(537c) Upgrading Producer Gas from Biomass Gasification to Produce High Purity Hydrogen
AIChE Annual Meeting
2006
2006 Annual Meeting
Sustainable Biorefineries
Catalytic Conversion of Renewable Resources to Synthesis Gases and Pyrolysis Oils
Thursday, November 16, 2006 - 1:10pm to 1:30pm
In the biorefinery concept, hydrogen is one commodity chemical that is very valuable for use either as an energy carrier for power generation or as a feedstock for producing other important chemicals such as ammonia. It is likely that the most efficient pathway to produce hydrogen from biomass is the thermo-chemical process path via biomass gasification followed by catalytic treatment of the cleaned producer gas to increase the hydrogen content followed by hydrogen purification/separation.
The traditional way to increase hydrogen content of the producer gas is by first passing the gas stream to a steam reformer at 800oC followed by a two-step water gas shift reactions (HT and LT shifts at 400 and 250C, respectively).
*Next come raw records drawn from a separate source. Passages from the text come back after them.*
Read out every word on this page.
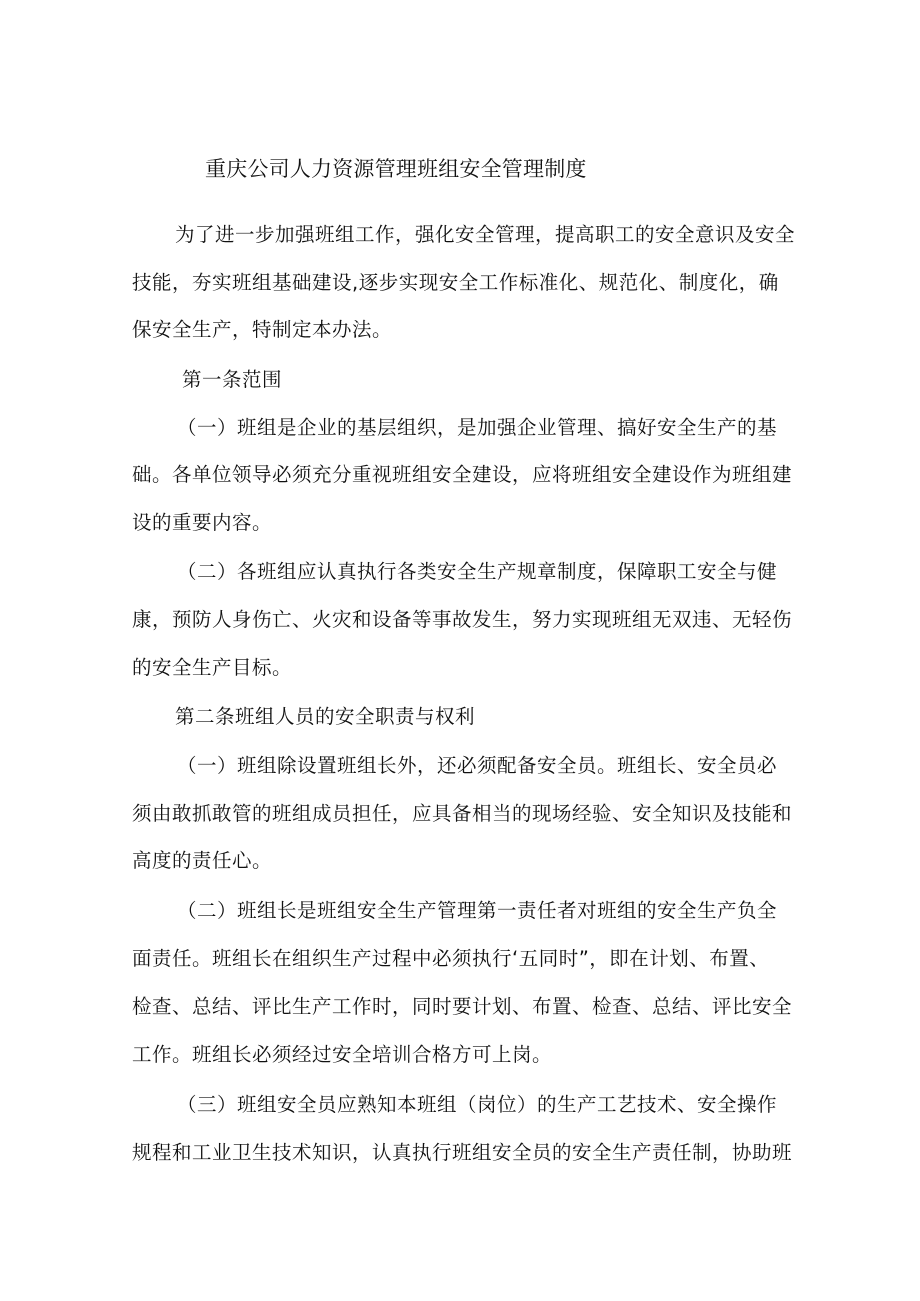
重庆公司人力资源管理班组安全管理制度

为了进一步加强班组工作，强化安全管理，提高职工的安全意识及安全

技能，夯实班组基础建设,逐步实现安全工作标准化、规范化、制度化，确

保安全生产，特制定本办法。

第一条范围

（一）班组是企业的基层组织，是加强企业管理、搞好安全生产的基

础。各单位领导必须充分重视班组安全建设，应将班组安全建设作为班组建

设的重要内容。

（二）各班组应认真执行各类安全生产规章制度，保障职工安全与健

康，预防人身伤亡、火灾和设备等事故发生，努力实现班组无双违、无轻伤

的安全生产目标。

第二条班组人员的安全职责与权利

（一）班组除设置班组长外，还必须配备安全员。班组长、安全员必

须由敢抓敢管的班组成员担任，应具备相当的现场经验、安全知识及技能和

高度的责任心。

（二）班组长是班组安全生产管理第一责任者对班组的安全生产负全

面责任。班组长在组织生产过程中必须执行‘五同时”，即在计划、布置、

检查、总结、评比生产工作时，同时要计划、布置、检查、总结、评比安全

工作。班组长必须经过安全培训合格方可上岗。

（三）班组安全员应熟知本班组（岗位）的生产工艺技术、安全操作

规程和工业卫生技术知识，认真执行班组安全员的安全生产责任制，协助班
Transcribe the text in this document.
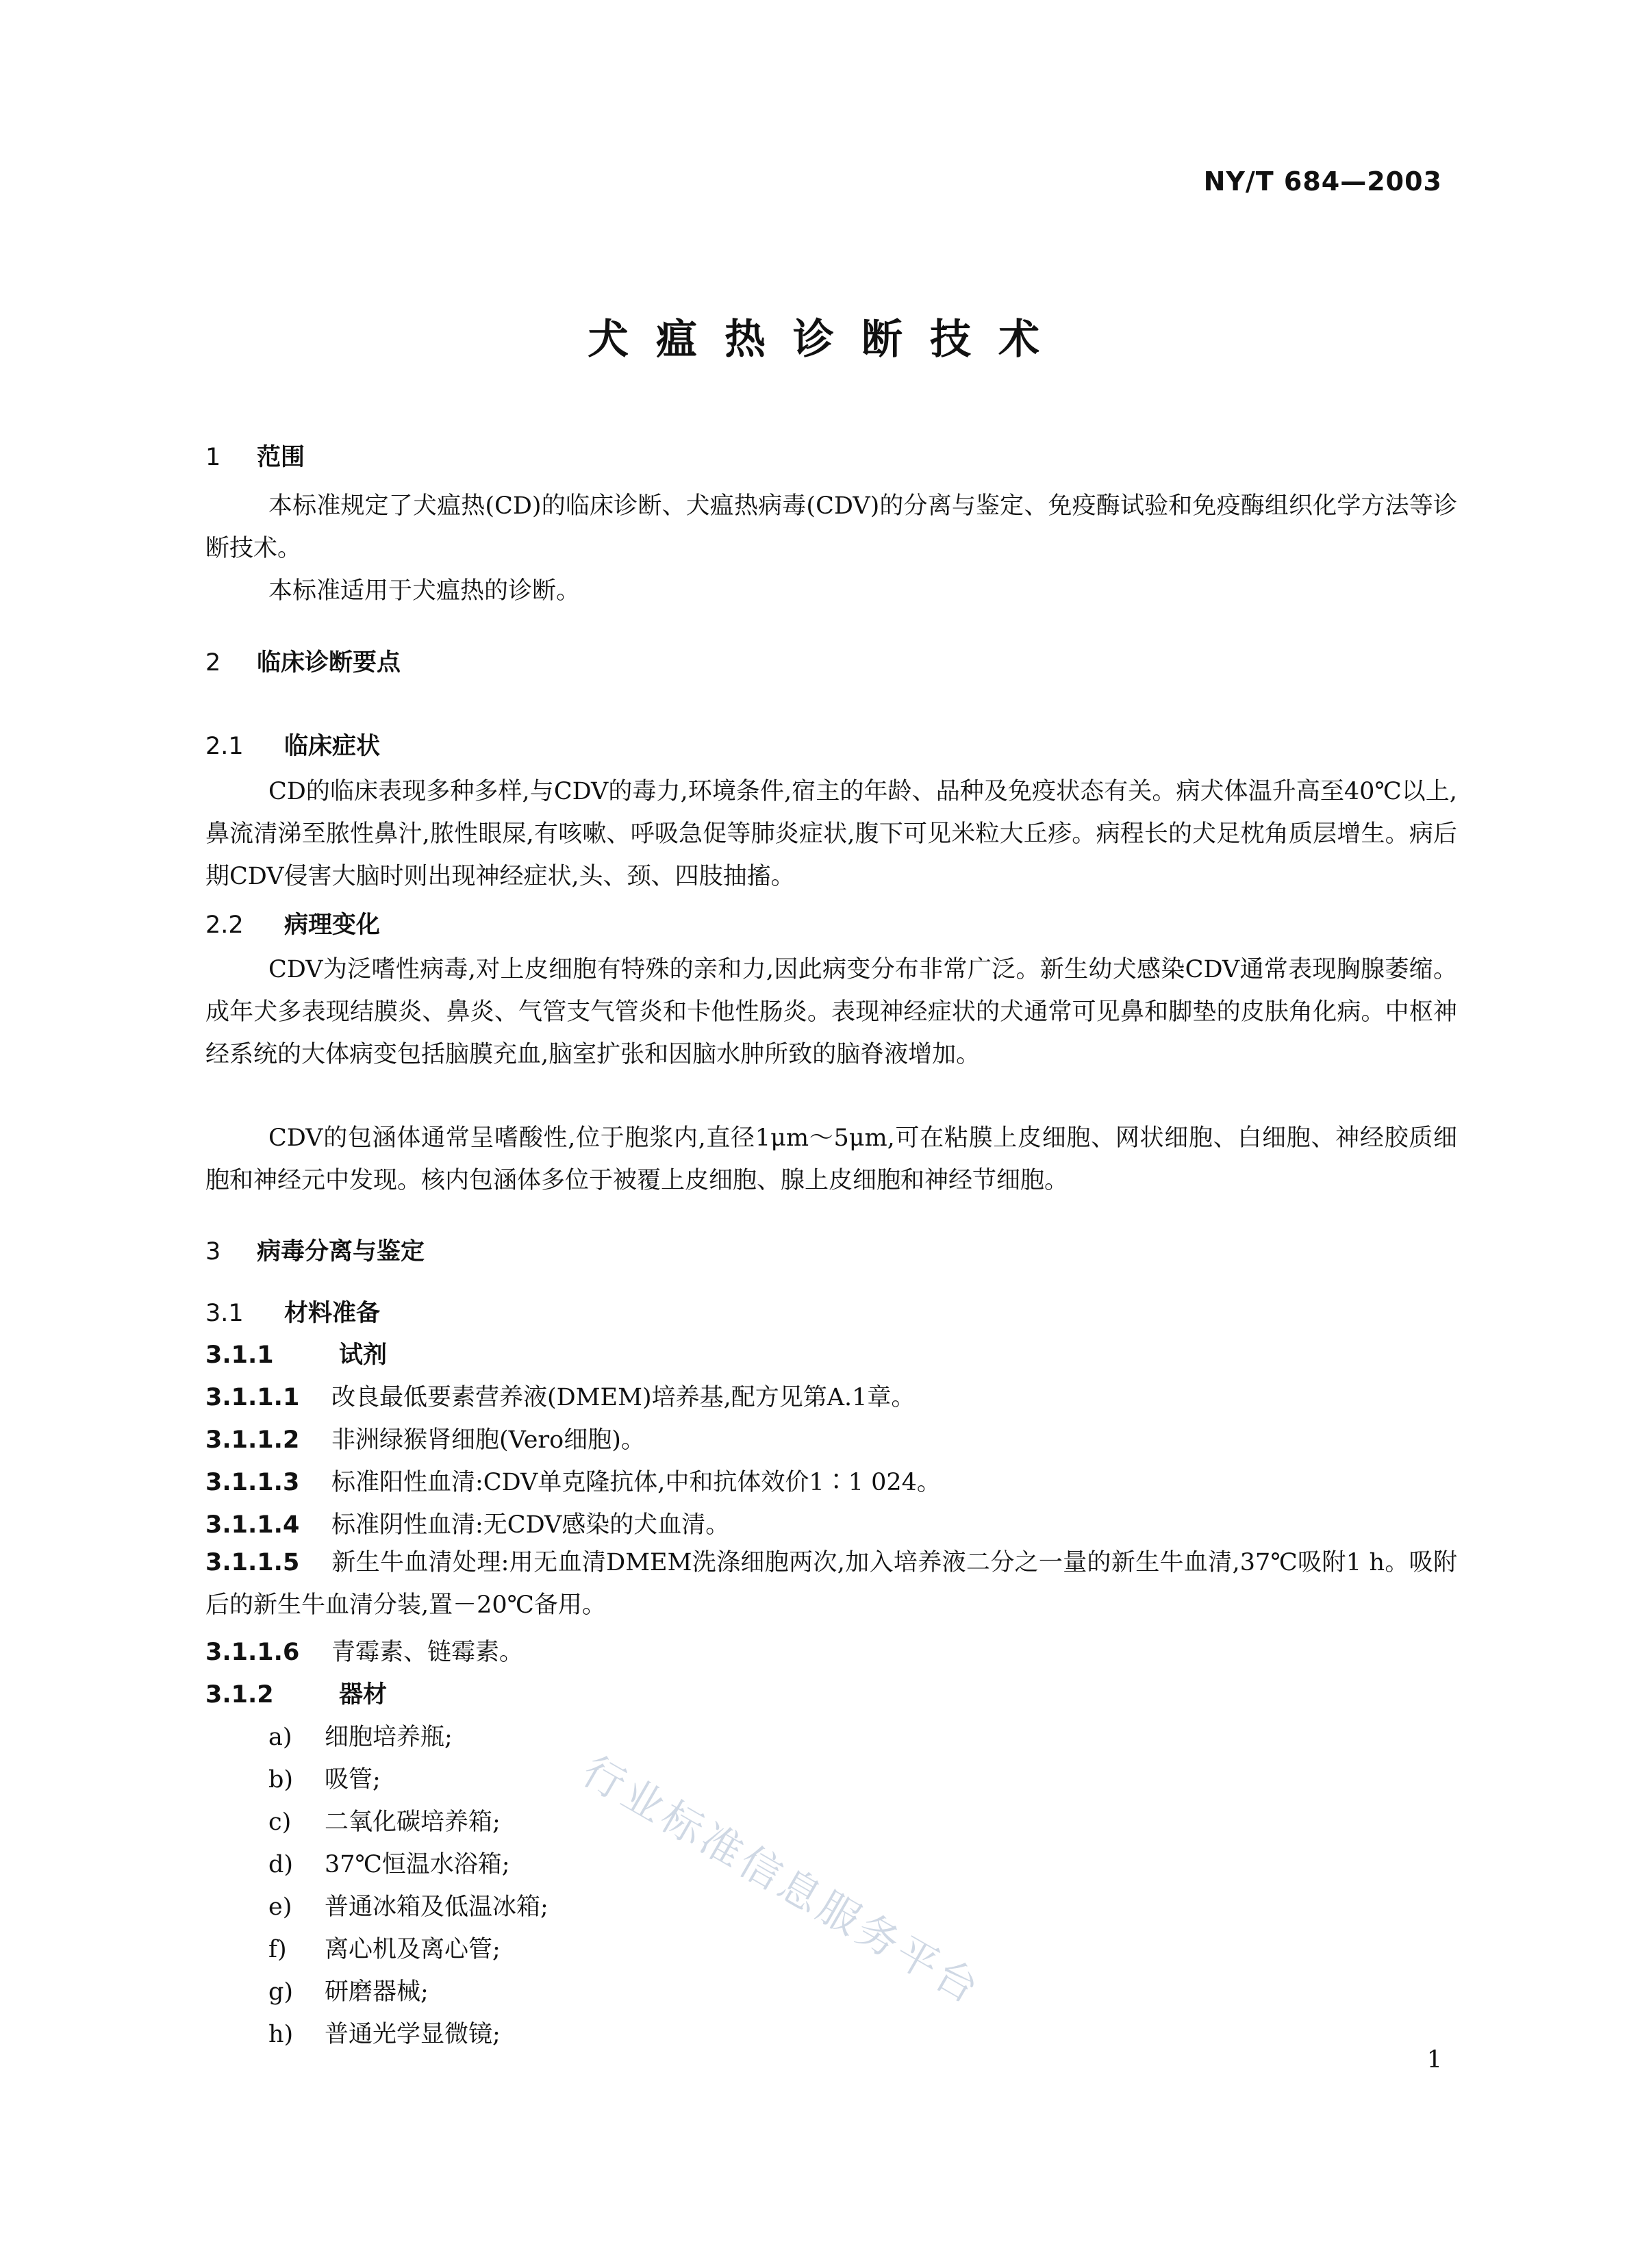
NY/T 684—2003
犬瘟热诊断技术
1 范围
本标准规定了犬瘟热(CD)的临床诊断、犬瘟热病毒(CDV)的分离与鉴定、免疫酶试验和免疫酶组织化学方法等诊断技术。
本标准适用于犬瘟热的诊断。
2 临床诊断要点
2.1 临床症状
CD的临床表现多种多样,与CDV的毒力,环境条件,宿主的年龄、品种及免疫状态有关。病犬体温升高至40℃以上,鼻流清涕至脓性鼻汁,脓性眼屎,有咳嗽、呼吸急促等肺炎症状,腹下可见米粒大丘疹。病程长的犬足枕角质层增生。病后期CDV侵害大脑时则出现神经症状,头、颈、四肢抽搐。
2.2 病理变化
CDV为泛嗜性病毒,对上皮细胞有特殊的亲和力,因此病变分布非常广泛。新生幼犬感染CDV通常表现胸腺萎缩。成年犬多表现结膜炎、鼻炎、气管支气管炎和卡他性肠炎。表现神经症状的犬通常可见鼻和脚垫的皮肤角化病。中枢神经系统的大体病变包括脑膜充血,脑室扩张和因脑水肿所致的脑脊液增加。
CDV的包涵体通常呈嗜酸性,位于胞浆内,直径1μm～5μm,可在粘膜上皮细胞、网状细胞、白细胞、神经胶质细胞和神经元中发现。核内包涵体多位于被覆上皮细胞、腺上皮细胞和神经节细胞。
3 病毒分离与鉴定
3.1 材料准备
3.1.1	试剂
3.1.1.1 改良最低要素营养液(DMEM)培养基,配方见第A.1章。
3.1.1.2 非洲绿猴肾细胞(Vero细胞)。
3.1.1.3 标准阳性血清:CDV单克隆抗体,中和抗体效价1∶1 024。
3.1.1.4 标准阴性血清:无CDV感染的犬血清。
3.1.1.5 新生牛血清处理:用无血清DMEM洗涤细胞两次,加入培养液二分之一量的新生牛血清,37℃吸附1 h。吸附后的新生牛血清分装,置－20℃备用。
3.1.1.6 青霉素、链霉素。
3.1.2	器材
a) 细胞培养瓶;
b) 吸管;
c) 二氧化碳培养箱;
d) 37℃恒温水浴箱;
e) 普通冰箱及低温冰箱;
f) 离心机及离心管;
g) 研磨器械;
h) 普通光学显微镜;
行业标准信息服务平台
1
CO2 is separated from hydrogen either by extraction or pressure swing absorption. The multistep process makes the process inefficient and costly.
At Iowa State University, research efforts have been made on improving the efficiency of producing hydrogen from biorenewable materials. Discussed will be results from tests conducted at the Biomass Energy Conversion Facility (BECON) in Nevada, Iowa which is operated by the Iowa Energy Center. A pilot scale fluidized bed reactor is used to produce the producer gas. The system is rated (2.8 MMBTU/h) thermal input, which corresponds to an average throughput of 180kg/h (400 lb/h) of solid biomass fuel. The cleaned producer gas from this gasifier is upgraded for its hydrogen content by using core-in-shell catalyst/sorbent technology that has been developed at Iowa State University in the past three years. This technology utilizes a unique material called core-in-shell combined catalyst/sorbent pellets in which a CaO core is surrounded by a porous shell that supports a nickel catalyst. By using the pellets, the production of pure H2 is reduced to a single step because simultaneous reaction rate improvement to produce hydrogen from the catalyst function and separation of H2 and CO2 via selective absorption of CO2 by CaO can be achieved. Effects of operating conditions on the product stream compositions will be addressed.